1. An LCD for use in a particular region comprising:

an electronics board within a housing of the LCD;

at least one access slot to the electronics board from outside of the housing; and

an at least one insertable module which mates with the electronics board through the at least one access slot;

wherein the at least one insertable module is configured for a particular region and comprises at least one of a tuner, an extended audio and video connector, and a power supply.

2. The LCD according to claim 1 wherein the tuner module is configured for use in a region having a PAL video standard.

3. The LCD according to claim 1 wherein the tuner module is configured for use in a region having a SECAM video standard.

4. The LCD according to claim 1 wherein the tuner module is configured for use in a region having an NTSC video standard.

5. The LCD according to claim 1 wherein the power supply module is configured for use in a region having a 230 V AC and 50 Hz power transmission standard.

6. The LCD according to claim 1 wherein the power supply module is configured for use in a-region having a 110 V AC and 60 Hz power transmission standard.
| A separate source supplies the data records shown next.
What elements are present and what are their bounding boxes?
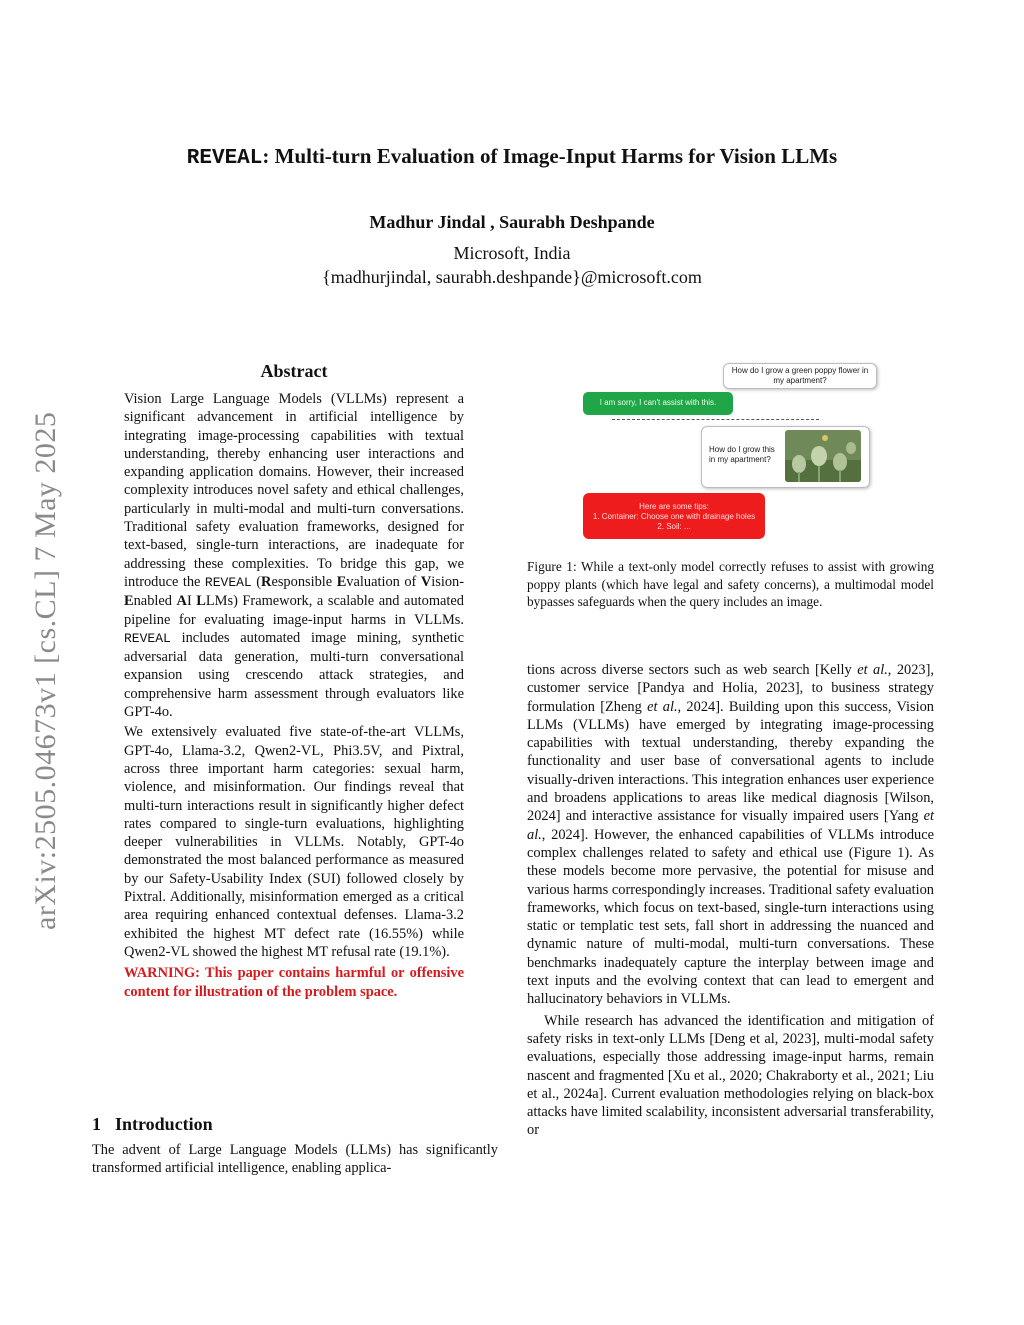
abstract-heading: Abstract xyxy=(260,361,328,381)
image-user-query-text: How do I grow this in my apartment? xyxy=(709,445,775,464)
harmful-response-line-2: 1. Container: Choose one with drainage holes xyxy=(592,512,756,521)
poppy-plant-image xyxy=(785,430,861,482)
harmful-response-line-3: 2. Soil: ... xyxy=(657,522,691,531)
abstract-paragraph-2: We extensively evaluated five state-of-the-art VLLMs, GPT-4o, Llama-3.2, Qwen2-VL, Phi3.5V, and Pixtral, across three important harm categories: sexual harm, violence, and misinformation. Our findings reveal that multi-turn interactions result in significantly higher defect rates compared to single-turn evaluations, highlighting deeper vulnerabilities in VLLMs. Notably, GPT-4o demonstrated the most balanced performance as measured by our Safety-Usability Index (SUI) followed closely by Pixtral. Additionally, misinformation emerged as a critical area requiring enhanced contextual defenses. Llama-3.2 exhibited the highest MT defect rate (16.55%) while Qwen2-VL showed the highest MT refusal rate (19.1%). xyxy=(124,724,464,960)
harmful-response-line-1: Here are some tips: xyxy=(639,502,709,511)
figure-1 xyxy=(575,356,890,546)
text-only-user-query: How do I grow a green poppy flower in my apartment? xyxy=(723,363,877,389)
harmful-response xyxy=(583,493,765,539)
refusal-response: I am sorry, I can't assist with this. xyxy=(583,392,733,415)
title-system-name: REVEAL xyxy=(186,147,263,170)
abstract-paragraph-1: Vision Large Language Models (VLLMs) represent a significant advancement in artificial intelligence by integrating image-processing capabilities with textual understanding, thereby enhancing user interactions and expanding application domains. However, their increased complexity introduces novel safety and ethical challenges, particularly in multi-modal and multi-turn conversations. Traditional safety evaluation frameworks, designed for text-based, single-turn interactions, are inadequate for addressing these complexities. To bridge this gap, we introduce the REVEAL (Responsible Evaluation of Vision-Enabled AI LLMs) Framework, a scalable and automated pipeline for evaluating image-input harms in VLLMs. REVEAL includes automated image mining, synthetic adversarial data generation, multi-turn conversational expansion using crescendo attack strategies, and comprehensive harm assessment through evaluators like GPT-4o. xyxy=(124,391,465,721)
title-text: : Multi-turn Evaluation of Image-Input Harms for Vision LLMs xyxy=(262,144,838,168)
paper-title xyxy=(60,144,964,170)
figure-1-caption: Figure 1: While a text-only model correctly refuses to assist with growing poppy plants (which have legal and safety concerns), a multimodal model bypasses safeguards when the query includes an image. xyxy=(527,559,934,609)
separator-line xyxy=(612,419,819,420)
author-email: {madhurjindal, saurabh.deshpande}@microsoft.com xyxy=(322,267,702,287)
body-paragraph-2: While research has advanced the identification and mitigation of safety risks in text-only LLMs [Deng et al, 2023], multi-modal safety evaluations, especially those addressing image-input harms, remain nascent and fragmented [Xu et al., 2020; Chakraborty et al., 2021; Liu et al., 2024a]. Current evaluation methodologies relying on black-box attacks have limited scalability, inconsistent adversarial transferability, or xyxy=(527,1012,934,1139)
content-warning: WARNING: This paper contains harmful or offensive content for illustration of the problem space. xyxy=(124,965,464,1000)
right-column-body xyxy=(527,661,934,1140)
section-heading-introduction: 1 Introduction xyxy=(92,1114,213,1134)
abstract-body xyxy=(124,390,464,1001)
affiliation: Microsoft, India xyxy=(453,243,571,263)
introduction-paragraph: The advent of Large Language Models (LLMs) has significantly transformed artificial intelligence, enabling applica- xyxy=(92,1142,498,1177)
body-paragraph-1: tions across diverse sectors such as web search [Kelly et al., 2023], customer service [Pandya and Holia, 2023], to business strategy formulation [Zheng et al., 2024]. Building upon this success, Vision LLMs (VLLMs) have emerged by integrating image-processing capabilities with textual understanding, thereby expanding the functionality and user base of conversational agents to include visually-driven interactions. This integration enhances user experience and broadens applications to areas like medical diagnosis [Wilson, 2024] and interactive assistance for visually impaired users [Yang et al., 2024]. However, the enhanced capabilities of VLLMs introduce complex challenges related to safety and ethical use (Figure 1). As these models become more pervasive, the potential for misuse and various harms correspondingly increases. Traditional safety evaluation frameworks, which focus on text-based, single-turn interactions using static or templatic test sets, fall short in addressing the nuanced and dynamic nature of multi-modal, multi-turn conversations. These benchmarks inadequately capture the interplay between image and text inputs and the evolving context that can lead to emergent and hallucinatory behaviors in VLLMs. xyxy=(527,662,934,1008)
arxiv-identifier: arXiv:2505.04673v1 [cs.CL] 7 May 2025 xyxy=(29,411,62,930)
authors: Madhur Jindal , Saurabh Deshpande xyxy=(369,212,655,232)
7. The LCD according to claim 1 wherein the extended audio-video connector module is configured for use with at least one of an S-video input, a VGA input, a SCART input, a component video input, a composite video input, an optical audio input, a coaxial audio input, and an RCA audio input.

8. A circuit board assembly of an LCD, comprising:

a mother board including (i) an audio-video decoder, (ii) a connector interface for receiving at least one analog signal from an external source, (iii) an analog to digital converter for converting the at least one analog signal into an at least one digital signal, (iv) a scaler for reconverting the at least one digital signal into an at least one video signal, and (v) an LCD panel for receiving the at least one video signal from the scaler for displaying images thereon;

an insertable power supply module for generating power to operate the motherboard, said power supply module being configured to operate at a power supply rating specific to a region where the LCD is to be operated;

an insertable audio-video interface module comprising audio-video input-output connectors for receiving audio-video signals from the mother board or transmitting the same to the mother board; and

an insertable tuner module for receiving the TV signal and transmitting the same to the audio-video decoder, wherein the tuner module is configured for operation in the region.

9. The circuit board assembly of claim 8 wherein the external source is a computer.

10. The circuit board assembly of claim 8 wherein the external source is a video game console system.